The idea for this projected originated at the 2017 SACC conference in Boise, Idaho. On the bus to an archaeological site, I was chatting with an anthropologist from the California State University system about how great it would be if there were an OER textbook for biological anthropology. After the conference, when we got back home to our respective institutions, rather than just ignore our big idea, we decided to take action and make this textbook a reality. It is so exciting to be where we are now with the project. Over 25 expert authors have submitted chapters for our book, some of whom are big names in anthropology. And dozens more are supporting us as reviewers, illustrators, or designers. We are also fortunate that money will not be a problem for our project; we were quickly awarded the first grant we applied for, a $25,000 Innovation Grant from Minnesota State. If you decide to take on an OER project, no matter at what scale, you might be surprised at the tremendous support you will receive from Leeward CC and your larger communities. For example, receiving the LOERCA was unexpected but much appreciated. As a managing editor and author of this textbook, the Leeward CC OER Award program is supporting the countless hours I have put in to make this textbook for our students.
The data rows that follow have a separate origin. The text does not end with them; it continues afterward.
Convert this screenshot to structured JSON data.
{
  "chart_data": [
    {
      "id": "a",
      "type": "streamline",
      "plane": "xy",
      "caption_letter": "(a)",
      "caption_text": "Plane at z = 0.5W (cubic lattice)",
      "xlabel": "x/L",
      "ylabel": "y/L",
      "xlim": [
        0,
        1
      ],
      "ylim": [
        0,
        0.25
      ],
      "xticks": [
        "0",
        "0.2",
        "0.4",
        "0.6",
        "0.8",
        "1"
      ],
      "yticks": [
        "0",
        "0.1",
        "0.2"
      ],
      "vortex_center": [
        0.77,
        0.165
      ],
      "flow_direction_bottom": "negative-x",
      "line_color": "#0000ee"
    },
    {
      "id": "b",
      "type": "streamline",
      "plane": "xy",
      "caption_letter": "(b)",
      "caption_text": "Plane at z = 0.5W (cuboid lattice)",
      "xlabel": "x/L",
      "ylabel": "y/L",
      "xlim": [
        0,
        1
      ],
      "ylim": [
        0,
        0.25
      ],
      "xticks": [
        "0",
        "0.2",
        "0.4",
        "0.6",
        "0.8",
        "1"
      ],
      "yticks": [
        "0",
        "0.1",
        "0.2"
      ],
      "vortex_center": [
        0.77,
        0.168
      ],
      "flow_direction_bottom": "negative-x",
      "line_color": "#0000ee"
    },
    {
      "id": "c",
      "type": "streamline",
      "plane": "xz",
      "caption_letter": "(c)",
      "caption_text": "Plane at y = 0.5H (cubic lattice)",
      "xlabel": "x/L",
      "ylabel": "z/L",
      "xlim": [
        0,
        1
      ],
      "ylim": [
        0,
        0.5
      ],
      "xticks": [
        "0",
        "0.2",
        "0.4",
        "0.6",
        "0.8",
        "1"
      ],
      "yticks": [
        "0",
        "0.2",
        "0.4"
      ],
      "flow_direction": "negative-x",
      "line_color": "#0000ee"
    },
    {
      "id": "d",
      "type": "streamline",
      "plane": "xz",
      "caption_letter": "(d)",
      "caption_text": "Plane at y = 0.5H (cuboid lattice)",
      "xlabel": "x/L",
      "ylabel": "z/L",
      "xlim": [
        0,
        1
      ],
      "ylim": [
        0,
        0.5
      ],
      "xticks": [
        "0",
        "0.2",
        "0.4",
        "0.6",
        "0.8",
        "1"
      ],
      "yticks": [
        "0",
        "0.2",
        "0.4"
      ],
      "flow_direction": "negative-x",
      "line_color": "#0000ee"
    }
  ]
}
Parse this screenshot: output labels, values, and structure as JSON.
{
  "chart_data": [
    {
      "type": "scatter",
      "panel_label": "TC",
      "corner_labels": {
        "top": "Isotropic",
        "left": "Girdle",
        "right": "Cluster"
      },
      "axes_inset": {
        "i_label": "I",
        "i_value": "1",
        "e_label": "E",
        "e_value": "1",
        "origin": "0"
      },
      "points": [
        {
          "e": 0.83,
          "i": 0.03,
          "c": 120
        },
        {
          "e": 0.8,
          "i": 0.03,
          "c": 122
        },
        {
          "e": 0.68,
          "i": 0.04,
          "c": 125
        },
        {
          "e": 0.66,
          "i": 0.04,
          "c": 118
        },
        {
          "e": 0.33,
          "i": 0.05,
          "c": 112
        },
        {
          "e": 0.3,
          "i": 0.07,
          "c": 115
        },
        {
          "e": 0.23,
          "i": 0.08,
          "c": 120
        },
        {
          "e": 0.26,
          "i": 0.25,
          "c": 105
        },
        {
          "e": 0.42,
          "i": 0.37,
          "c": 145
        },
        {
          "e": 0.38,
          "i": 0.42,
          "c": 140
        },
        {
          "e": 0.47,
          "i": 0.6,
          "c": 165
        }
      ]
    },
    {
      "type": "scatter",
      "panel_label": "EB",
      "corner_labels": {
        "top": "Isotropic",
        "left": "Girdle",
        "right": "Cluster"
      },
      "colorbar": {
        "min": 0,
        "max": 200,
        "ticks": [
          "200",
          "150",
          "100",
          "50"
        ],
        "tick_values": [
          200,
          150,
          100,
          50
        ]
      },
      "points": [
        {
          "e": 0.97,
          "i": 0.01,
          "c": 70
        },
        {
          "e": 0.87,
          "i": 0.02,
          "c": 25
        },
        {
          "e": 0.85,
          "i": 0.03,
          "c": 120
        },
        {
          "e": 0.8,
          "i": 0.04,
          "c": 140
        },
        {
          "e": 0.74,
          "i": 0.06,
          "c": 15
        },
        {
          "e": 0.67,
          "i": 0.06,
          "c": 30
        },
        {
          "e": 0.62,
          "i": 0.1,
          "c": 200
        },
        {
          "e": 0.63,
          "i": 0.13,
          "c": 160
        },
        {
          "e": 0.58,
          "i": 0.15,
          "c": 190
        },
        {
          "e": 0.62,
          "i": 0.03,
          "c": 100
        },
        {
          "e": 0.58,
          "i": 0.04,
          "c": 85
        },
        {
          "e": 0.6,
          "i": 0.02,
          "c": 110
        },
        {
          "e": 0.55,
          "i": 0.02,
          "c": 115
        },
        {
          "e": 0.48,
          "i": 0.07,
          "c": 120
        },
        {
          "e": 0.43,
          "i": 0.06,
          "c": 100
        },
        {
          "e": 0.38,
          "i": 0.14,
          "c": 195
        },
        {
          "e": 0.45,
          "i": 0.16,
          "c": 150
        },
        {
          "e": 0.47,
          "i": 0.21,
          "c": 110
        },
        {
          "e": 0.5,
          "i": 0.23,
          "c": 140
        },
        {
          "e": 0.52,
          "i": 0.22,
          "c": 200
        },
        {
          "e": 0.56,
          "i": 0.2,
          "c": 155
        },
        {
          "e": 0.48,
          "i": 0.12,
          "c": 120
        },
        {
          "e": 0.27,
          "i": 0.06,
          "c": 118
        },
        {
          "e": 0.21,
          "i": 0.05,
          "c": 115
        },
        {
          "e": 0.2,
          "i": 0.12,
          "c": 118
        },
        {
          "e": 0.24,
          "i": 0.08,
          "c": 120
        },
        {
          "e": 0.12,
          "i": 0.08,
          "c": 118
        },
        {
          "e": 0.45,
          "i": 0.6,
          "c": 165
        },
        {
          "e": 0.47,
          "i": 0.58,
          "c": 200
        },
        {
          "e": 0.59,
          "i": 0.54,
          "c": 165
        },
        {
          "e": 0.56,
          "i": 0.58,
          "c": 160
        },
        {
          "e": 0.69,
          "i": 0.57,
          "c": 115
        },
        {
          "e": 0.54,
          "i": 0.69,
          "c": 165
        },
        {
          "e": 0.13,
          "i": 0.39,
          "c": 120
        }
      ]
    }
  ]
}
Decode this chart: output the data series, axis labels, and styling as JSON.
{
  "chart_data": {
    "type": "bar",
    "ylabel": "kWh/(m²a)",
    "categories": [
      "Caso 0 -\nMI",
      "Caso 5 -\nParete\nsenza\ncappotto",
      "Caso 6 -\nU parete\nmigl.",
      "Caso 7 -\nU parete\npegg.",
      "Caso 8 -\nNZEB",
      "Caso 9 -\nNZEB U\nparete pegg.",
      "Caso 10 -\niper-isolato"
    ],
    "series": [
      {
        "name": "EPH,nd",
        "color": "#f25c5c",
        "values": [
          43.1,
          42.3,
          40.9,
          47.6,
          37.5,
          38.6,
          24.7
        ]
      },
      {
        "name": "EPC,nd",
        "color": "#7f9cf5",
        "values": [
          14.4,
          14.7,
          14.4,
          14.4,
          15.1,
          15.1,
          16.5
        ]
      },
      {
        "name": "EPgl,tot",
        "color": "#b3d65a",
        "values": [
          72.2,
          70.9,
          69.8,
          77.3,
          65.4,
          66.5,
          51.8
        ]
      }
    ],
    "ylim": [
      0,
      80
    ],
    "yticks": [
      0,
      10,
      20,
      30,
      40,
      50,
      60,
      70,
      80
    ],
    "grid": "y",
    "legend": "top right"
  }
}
Although the cost savings to students is obvious, I want to mention another important contribution that our project will make. In the field of biological anthropology, there are less than a handful of “classic” introductory biological anthropology textbooks, some of which are now in their double-digit edition. While I certainly received a solid education as an undergraduate via one of these “classic” textbooks, in what ways are we limiting the voices that teach by privileging the voices of a select few? How many generations of anthropology students have been taught by the same voices with the same perspectives? Our textbook challenges this model by providing our students with a fresh multiplicity of voices, many of which have been traditionally underrepresented in biological anthropology textbooks. OER democratizes not only who gets to learn but also who gets to teach.
Lastly, a note of encouragement for those who are considering transitioning to or developing OER. The first step is always the most daunting but you don’t have to take that first step alone! There are so many resources at Leeward to assist you along the way. Don’t be shy in reaching out to the Educational Media Center, Library, OER Campus Committee, or me!